Bombing suspect David Surman Jr. left a Doylestown courtroom in handcuffs Wednesday after a Bucks County Court judge revoked his bail in a child-pornography case.

Prosecutors had argued that Surman violated multiple conditions for his bail in two separate cases. But Judge Raymond F. McHugh ruled that he broke only one: possessing devices that allowed access to the internet in violation of a condition of the $500,000 bail he posted in the fall in the child-pornography case.

Investigators also say Surman, 31, of Quakertown, was behind a series of mysterious late-night explosions in upper Bucks County last spring. The pornography was discovered while detectives searched electronic devices seized from his home, authorities said.

During arguments in court Wednesday, Deputy District Attorney Antonetta Stancu pushed for Surman to remain behind bars until his trial in the bombings in August.

“I don’t believe additional conditions are going to rectify this,” Stancu said, adding that Surman used his knowledge of electronics to “manipulate the system.”

“And I believe there’s no specific amount of bail that would force this defendant to follow these conditions,” she added.

Surman’s attorney, Paul Lang, said Stancu’s efforts were “an example of the government rushing to judgment.”

“The judge dismissed 90 percent of their complaint, and found him guilty of violating his bail on a technicality," Lang said. “But this doesn’t change our path to prove David Surman’s innocence.”

In a motion filed last week, Stancu wrote that PayPal had flagged suspicious activity on accounts registered to Surman, including the purchase of chemicals that could be used in “potentially manufacturing an explosive device or other dangerous substances.”

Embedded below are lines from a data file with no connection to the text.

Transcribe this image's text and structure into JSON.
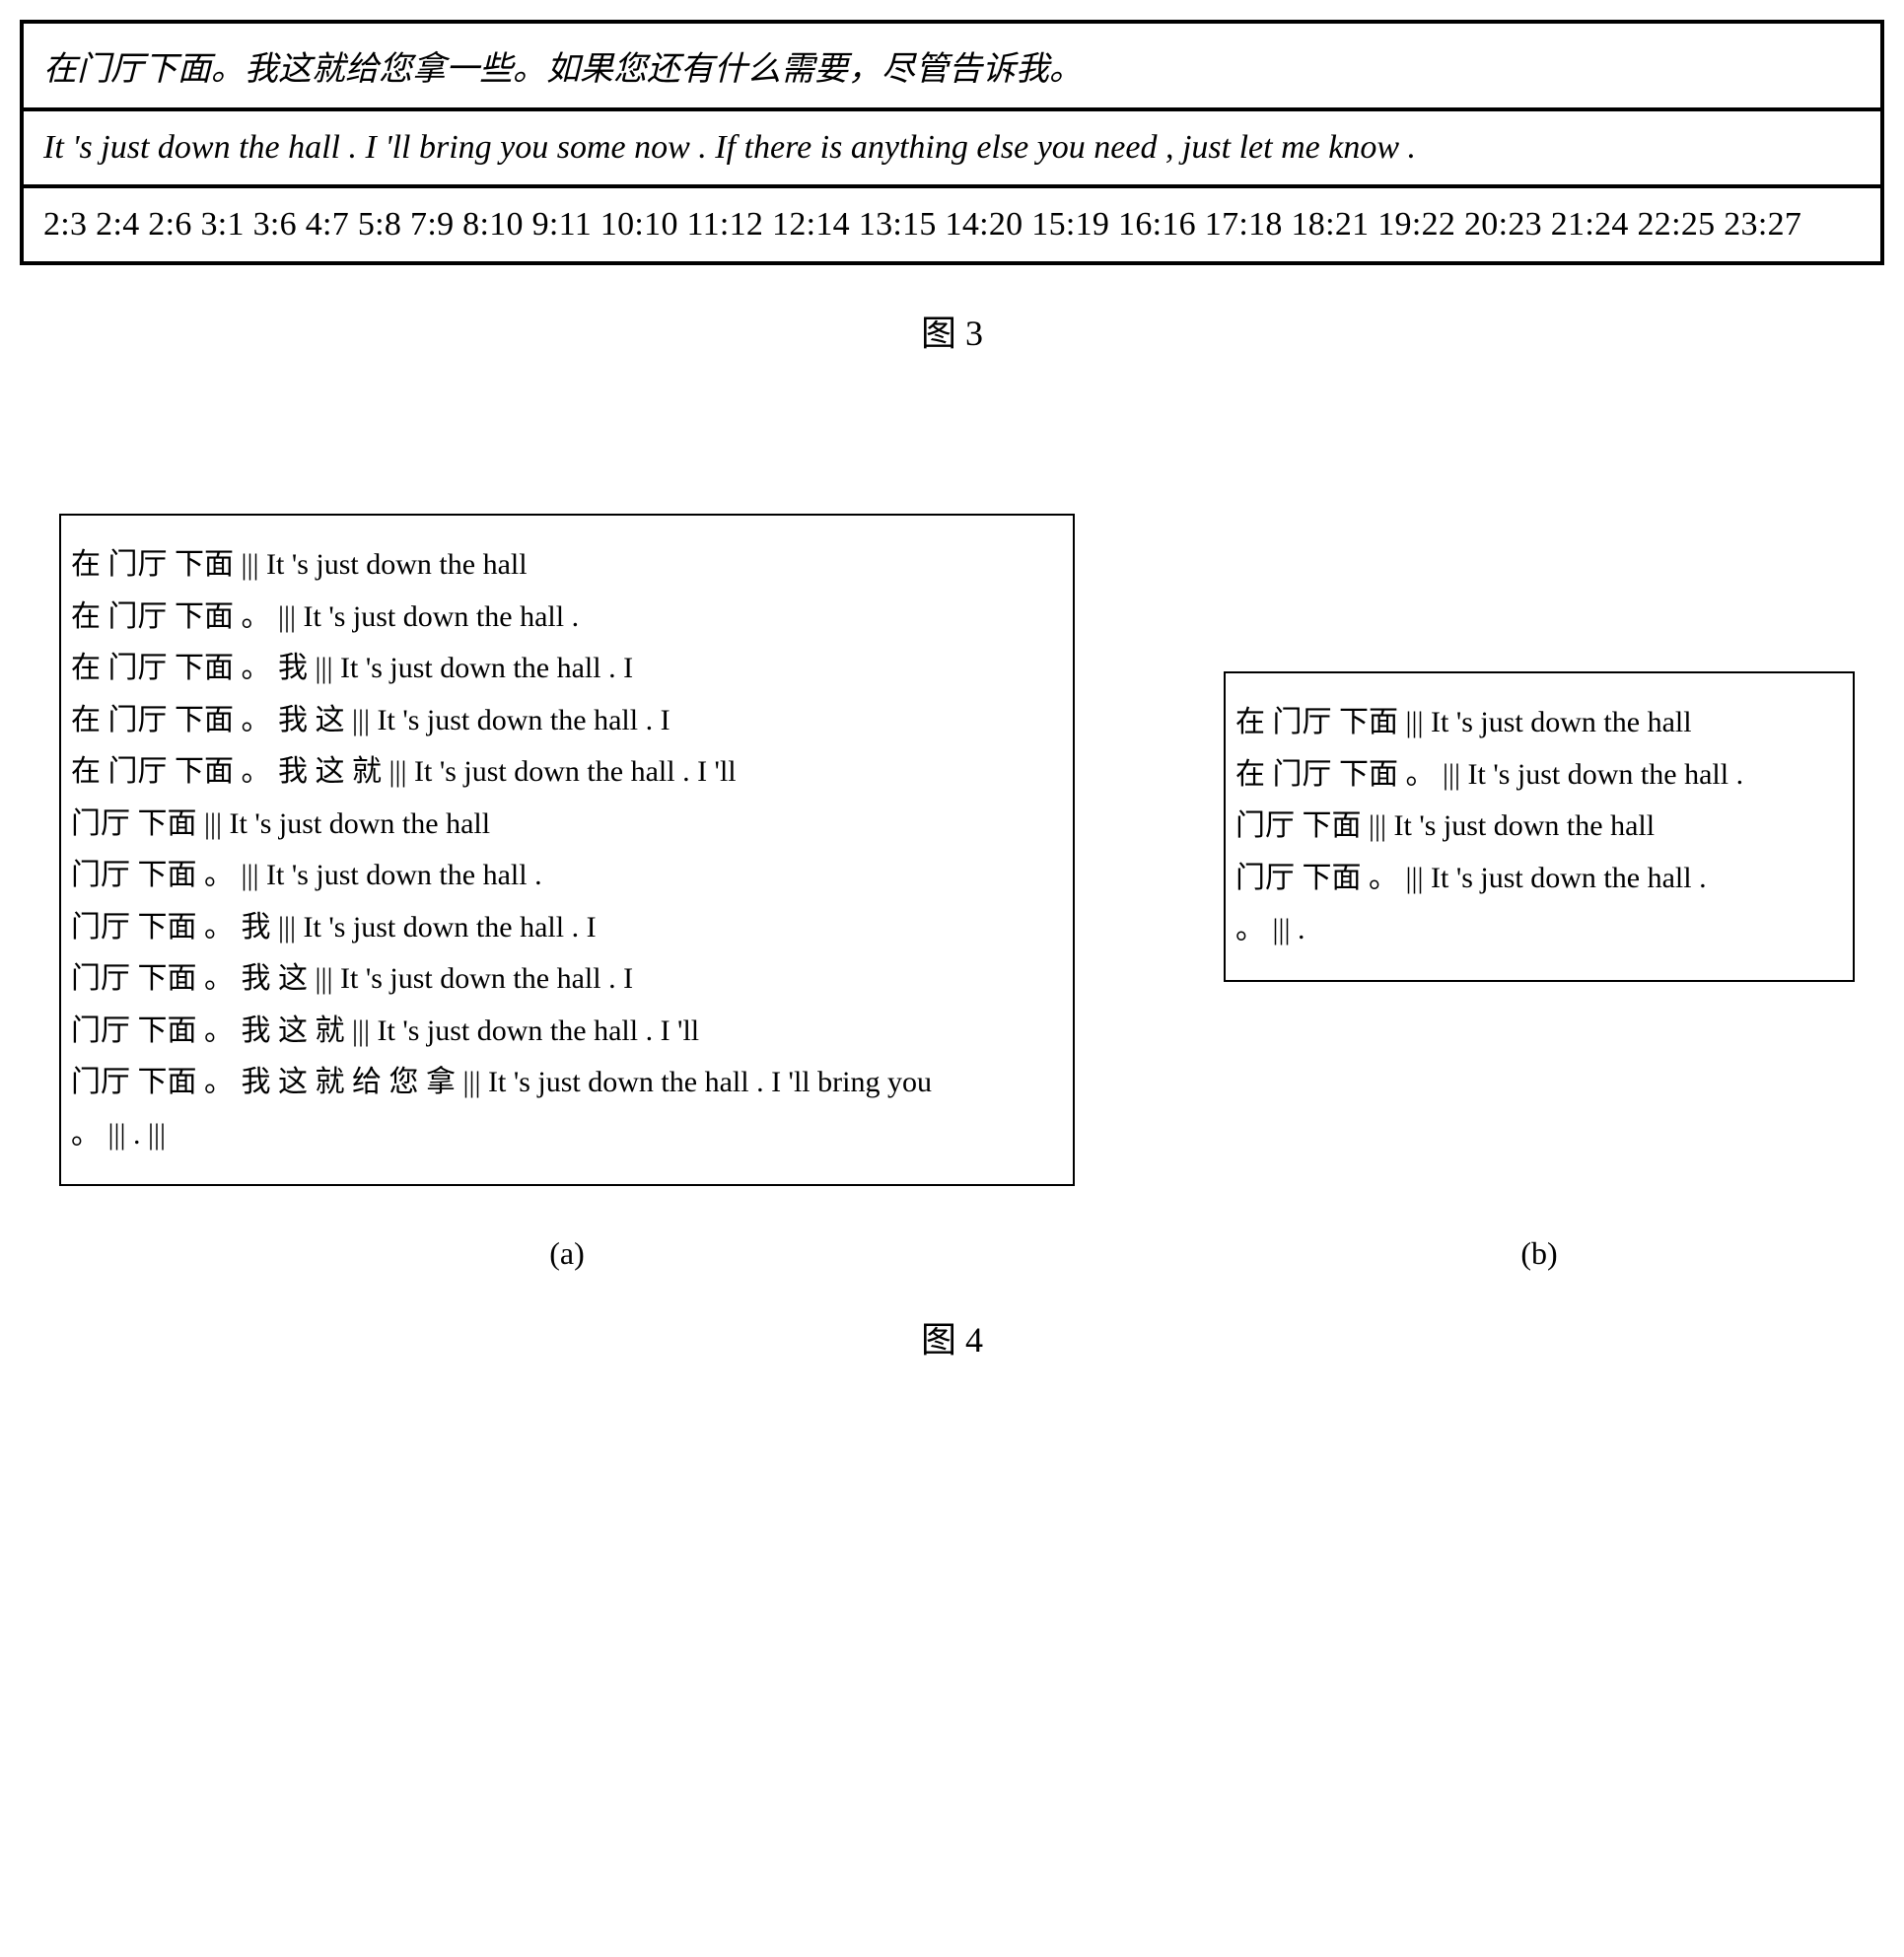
{
  "figure3": {
    "row_cn": "在门厅下面。我这就给您拿一些。如果您还有什么需要，尽管告诉我。",
    "row_en": "It 's just down the hall . I 'll bring you some now . If there is anything else you need , just let me know .",
    "row_align": "2:3 2:4 2:6 3:1 3:6 4:7 5:8 7:9 8:10 9:11 10:10 11:12 12:14 13:15 14:20 15:19 16:16 17:18 18:21 19:22 20:23 21:24 22:25 23:27",
    "label": "图 3"
  },
  "figure4": {
    "box_a_lines": [
      "在 门厅 下面 ||| It 's just down the hall",
      "在 门厅 下面 。 ||| It 's just down the hall .",
      "在 门厅 下面 。 我 ||| It 's just down the hall . I",
      "在 门厅 下面 。 我 这 ||| It 's just down the hall . I",
      "在 门厅 下面 。 我 这 就 ||| It 's just down the hall . I 'll",
      "门厅 下面 ||| It 's just down the hall",
      "门厅 下面 。 ||| It 's just down the hall .",
      "门厅 下面 。 我 ||| It 's just down the hall . I",
      "门厅 下面 。 我 这 ||| It 's just down the hall . I",
      "门厅 下面 。 我 这 就 ||| It 's just down the hall . I 'll",
      "门厅 下面 。 我 这 就 给 您 拿 ||| It 's just down the hall . I 'll bring you",
      "。 ||| . |||"
    ],
    "box_b_lines": [
      "在 门厅 下面 ||| It 's just down the hall",
      "在 门厅 下面 。 ||| It 's just down the hall .",
      "门厅 下面 ||| It 's just down the hall",
      "门厅 下面 。 ||| It 's just down the hall .",
      "。 ||| ."
    ],
    "sub_a": "(a)",
    "sub_b": "(b)",
    "label": "图 4"
  }
}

Surman owns Consolidated Chemicals & Solvents, a mail-order company that sells chemical compounds online. Investigators found homemade explosives inside the company’s headquarters as well as Surman’s home while serving search warrants in the bombing case. After his arrest, Surman was barred from operating the company or possessing chemicals.

PayPal also found that the accounts purchased components that when combined could form a fully functioning Glock handgun, as well as computer parts and SIM cards that would allow the buyer to access the internet. Under conditions of his bail, Surman was not permitted to possess those items.

Surman’s mother, Kathy, testified Wednesday that she was in control of the accounts in the course of running the company. But she waffled under pressure from Stancu, with McHugh admonishing her for saying “inconsistent things" about who ultimately made the purchases.

Kathy Surman also admitted to “fibbing” under oath, and to violating a court order not to discuss Stancu’s questions with her daughter Samantha, another witness in the case. Kathy Surman admitted to asking her daughter about certain items that Stancu had questioned her about during court proceedings on Tuesday.

Samantha Surman testified that she was the one who purchased the gun components, telling Stancu she did so for personal use.